Other minor forest Reserves are: Damongo scarp located north of Damongo (39.36 km2); Nyangbong located south East of Damongo (4.66km2); Bombi after the Damongo Hospital towards Kotito No. 1 (1.47 km2); Damongo Town Plantation after the Agric Settlement, east of Damongo (0.43km3).
The Mole National Pack attracts both foreign tourists. It also offers employment to some people in the district. However some communities had to relocate to make way for the creation of the park the district assembly does not benefit directly for revenue collected from the park.
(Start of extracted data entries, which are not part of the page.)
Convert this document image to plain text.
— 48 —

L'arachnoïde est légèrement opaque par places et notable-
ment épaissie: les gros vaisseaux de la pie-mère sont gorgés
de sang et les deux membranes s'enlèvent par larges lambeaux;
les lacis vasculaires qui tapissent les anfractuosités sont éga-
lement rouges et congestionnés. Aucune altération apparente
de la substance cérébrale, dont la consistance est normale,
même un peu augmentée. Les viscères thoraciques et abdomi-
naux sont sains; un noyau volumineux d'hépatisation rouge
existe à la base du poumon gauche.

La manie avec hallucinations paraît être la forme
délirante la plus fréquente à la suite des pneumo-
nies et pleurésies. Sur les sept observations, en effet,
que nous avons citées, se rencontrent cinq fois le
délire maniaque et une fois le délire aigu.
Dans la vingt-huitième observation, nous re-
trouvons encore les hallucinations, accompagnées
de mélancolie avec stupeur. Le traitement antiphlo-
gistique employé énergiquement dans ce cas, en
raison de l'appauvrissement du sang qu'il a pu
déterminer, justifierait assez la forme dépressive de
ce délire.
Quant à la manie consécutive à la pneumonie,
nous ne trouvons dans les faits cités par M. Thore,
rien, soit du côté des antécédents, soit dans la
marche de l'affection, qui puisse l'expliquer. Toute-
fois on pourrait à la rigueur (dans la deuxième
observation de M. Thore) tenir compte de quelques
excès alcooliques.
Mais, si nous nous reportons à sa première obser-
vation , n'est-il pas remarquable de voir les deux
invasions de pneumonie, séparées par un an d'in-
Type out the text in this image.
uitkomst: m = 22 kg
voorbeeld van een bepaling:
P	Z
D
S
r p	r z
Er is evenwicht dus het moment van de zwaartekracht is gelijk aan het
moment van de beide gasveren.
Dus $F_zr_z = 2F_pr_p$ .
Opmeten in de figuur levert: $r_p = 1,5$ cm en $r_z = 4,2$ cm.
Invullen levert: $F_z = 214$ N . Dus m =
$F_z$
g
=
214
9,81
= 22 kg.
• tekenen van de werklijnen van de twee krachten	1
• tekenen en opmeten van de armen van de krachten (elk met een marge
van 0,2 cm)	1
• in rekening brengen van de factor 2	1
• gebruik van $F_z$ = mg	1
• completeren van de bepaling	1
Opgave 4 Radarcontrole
The park also contains a variety of flora and fauna and also some trees of medicinal value. However since the park is a restricted area people are not allowed to go in for these medicinal plants. The Mole National Park and Kenikeni forest reserve occupy great tracks of farm lands thus denying farmers their basic source of livelihood, which is farming.
This has led to poaching in some cases Alternative sources of livelihood will have to be made for people living in the fringe communities.
Water supply: 60% of the communities have portable water coverage. The district has drilled 195 boreholes, 3 hand drill well fitted with pump,4 small town water system,12 mechanized boreholes, 10 dams and 10 dug outs.
Population Size and Density:
According to the 2000 population and Housing Census the district population is 76,702 which give a density of 8.3 persons per sq. Km. The population density is below the regional density of 25.9 persons per sq Km. The district population growth rate of 3.1% is higher than the national (2.7%) and the regional (2.8%0 respectively.